А вообще ты прекрасно снарядил меня в дорогу, дождь или солнце — а я одета как следует. Обнимаю. Твоя сестренка Эльви. (1950)».

Книга с металлическими застежками

Между заболоченным озерцом и лесом друзья нашли укромную ложбинку, где их никто не мог увидеть. Взгляд Эльмара бесцельно блуждал между озерцом и густыми зарослями кустарника. По внешнему виду он мало чем отличался от крестьян, забравшихся в леса.

— Понимаешь, — наконец признался Эльмар, — я никогда не думал, что многонедельное ожидание в бункере плюс полнейшее бездействие могут так измотать.

Вяртмаа сорвал кувшинку, помял в руке, вдохнул глубоко и выжидающе посмотрел на друга.

— Дело такое.

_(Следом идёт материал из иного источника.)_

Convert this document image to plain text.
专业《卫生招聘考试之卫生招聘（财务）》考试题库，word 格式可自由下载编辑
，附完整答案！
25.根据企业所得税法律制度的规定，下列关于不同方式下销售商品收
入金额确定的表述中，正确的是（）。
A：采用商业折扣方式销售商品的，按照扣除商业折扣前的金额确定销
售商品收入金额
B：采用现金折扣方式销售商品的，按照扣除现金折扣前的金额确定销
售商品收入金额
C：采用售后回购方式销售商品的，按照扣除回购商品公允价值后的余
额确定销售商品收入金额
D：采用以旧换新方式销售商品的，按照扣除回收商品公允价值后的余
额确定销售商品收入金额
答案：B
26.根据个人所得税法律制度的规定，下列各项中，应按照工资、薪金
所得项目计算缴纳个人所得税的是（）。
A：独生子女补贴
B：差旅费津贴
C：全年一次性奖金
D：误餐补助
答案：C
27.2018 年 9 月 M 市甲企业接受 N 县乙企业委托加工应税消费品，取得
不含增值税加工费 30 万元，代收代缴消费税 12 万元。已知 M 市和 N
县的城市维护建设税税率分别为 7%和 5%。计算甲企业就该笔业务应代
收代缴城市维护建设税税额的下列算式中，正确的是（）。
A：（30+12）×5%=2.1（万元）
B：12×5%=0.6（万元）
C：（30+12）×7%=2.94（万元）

Встретился мне на озерном бережку путник, шагов за десять остановился, негромко сказал: «Хочу пристать к верным людям. Называли мне имя Казеорга. Не слыхал? И не надо. Только, если встретишь его, скажи, что многие к нему придут, когда будут знать, где его дружок Хиндрихсон». С этим и ушел.

Пауля будто автоматная очередь с земли сорвала.

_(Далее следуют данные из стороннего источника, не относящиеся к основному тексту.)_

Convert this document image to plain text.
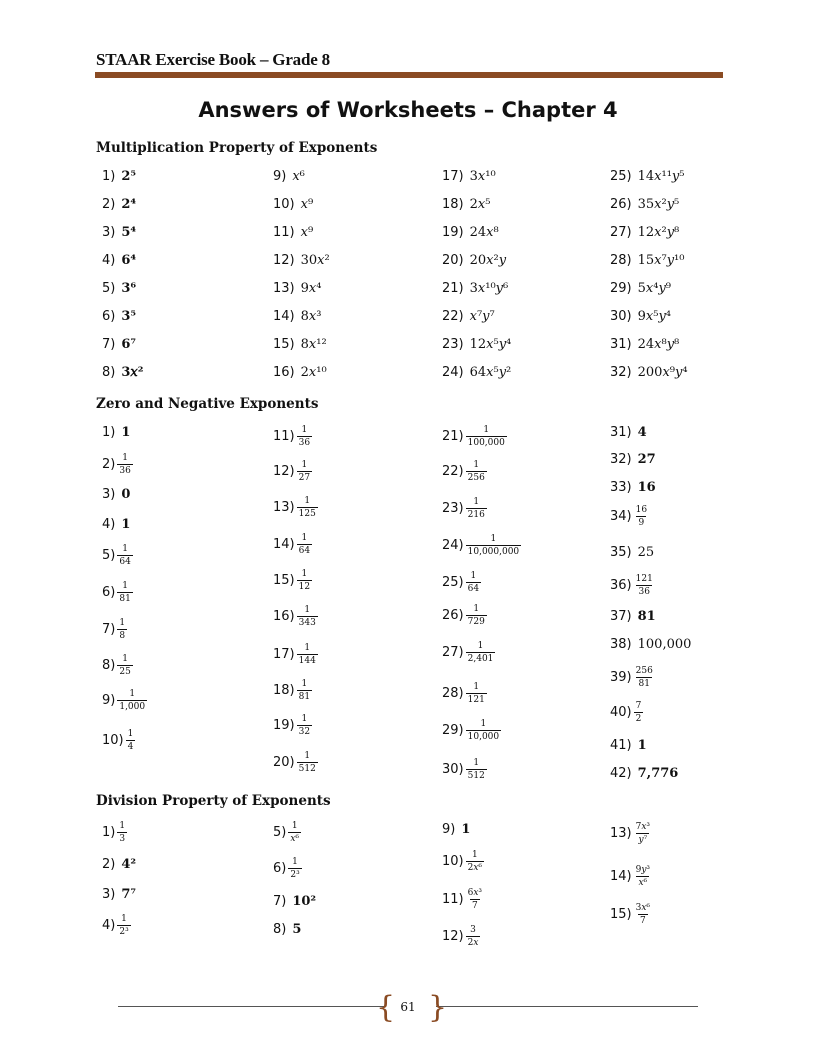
STAAR Exercise Book – Grade 8
Answers of Worksheets – Chapter 4
Multiplication Property of Exponents
1) 2⁵
2) 2⁴
3) 5⁴
4) 6⁴
5) 3⁶
6) 3⁵
7) 6⁷
8) 3𝑥²
9) 𝑥⁶
10) 𝑥⁹
11) 𝑥⁹
12) 30𝑥²
13) 9𝑥⁴
14) 8𝑥³
15) 8𝑥¹²
16) 2𝑥¹⁰
17) 3𝑥¹⁰
18) 2𝑥⁵
19) 24𝑥⁸
20) 20𝑥²𝑦
21) 3𝑥¹⁰𝑦⁶
22) 𝑥⁷𝑦⁷
23) 12𝑥⁵𝑦⁴
24) 64𝑥⁵𝑦²
25) 14𝑥¹¹𝑦⁵
26) 35𝑥²𝑦⁵
27) 12𝑥²𝑦⁸
28) 15𝑥⁷𝑦¹⁰
29) 5𝑥⁴𝑦⁹
30) 9𝑥⁵𝑦⁴
31) 24𝑥⁸𝑦⁸
32) 200𝑥⁹𝑦⁴
Zero and Negative Exponents
1) 1
$2) \frac{1}{36}$
3) 0
4) 1
$5) \frac{1}{64}$
$6) \frac{1}{81}$
$7) \frac{1}{8}$
$8) \frac{1}{25}$
$9) \frac{1}{1,000}$
$10) \frac{1}{4}$
$11) \frac{1}{36}$
$12) \frac{1}{27}$
$13) \frac{1}{125}$
$14) \frac{1}{64}$
$15) \frac{1}{12}$
$16) \frac{1}{343}$
$17) \frac{1}{144}$
$18) \frac{1}{81}$
$19) \frac{1}{32}$
$20) \frac{1}{512}$
$21) \frac{1}{100,000}$
$22) \frac{1}{256}$
$23) \frac{1}{216}$
$24) \frac{1}{10,000,000}$
$25) \frac{1}{64}$
$26) \frac{1}{729}$
$27) \frac{1}{2,401}$
$28) \frac{1}{121}$
$29) \frac{1}{10,000}$
$30) \frac{1}{512}$
31) 4
32) 27
33) 16
$34) \frac{16}{9}$
35) 25
$36) \frac{121}{36}$
37) 81
38) 100,000
$39) \frac{256}{81}$
$40) \frac{7}{2}$
41) 1
42) 7,776
Division Property of Exponents
$1) \frac{1}{3}$
2) 4²
3) 7⁷
$4) \frac{1}{\text{2³}}$
$5) \frac{1}{\text{𝑥⁶}}$
$6) \frac{1}{\text{2³}}$
7) 10²
8) 5
9) 1
$10) \frac{1}{\text{2𝑥⁶}}$
$11) \frac{\text{6𝑥³}}{7}$
$12) \frac{3}{\text{2𝑥}}$
$13) \frac{\text{7𝑥³}}{\text{𝑦⁷}}$
$14) \frac{\text{9𝑦³}}{\text{𝑥⁶}}$
$15) \frac{\text{3𝑥⁶}}{7}$
{ }
61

— Да это же начало переговоров! Кому дать знать?

— Вручи нам доказательство непричастности Энделя к истории с Хиндрихсоном, а уж прохожие бродяги найдут нас.

— Доказательства заготовят, наверное, Грибов и Труу, — раздумывал вслух Пауль. — На меня навалилась гора загадок. Следующая встреча — у лесничего.

Когда Мюри пришел в дом по улице Пагари, он по ухмылкам товарищей понял, что есть неплохая новость.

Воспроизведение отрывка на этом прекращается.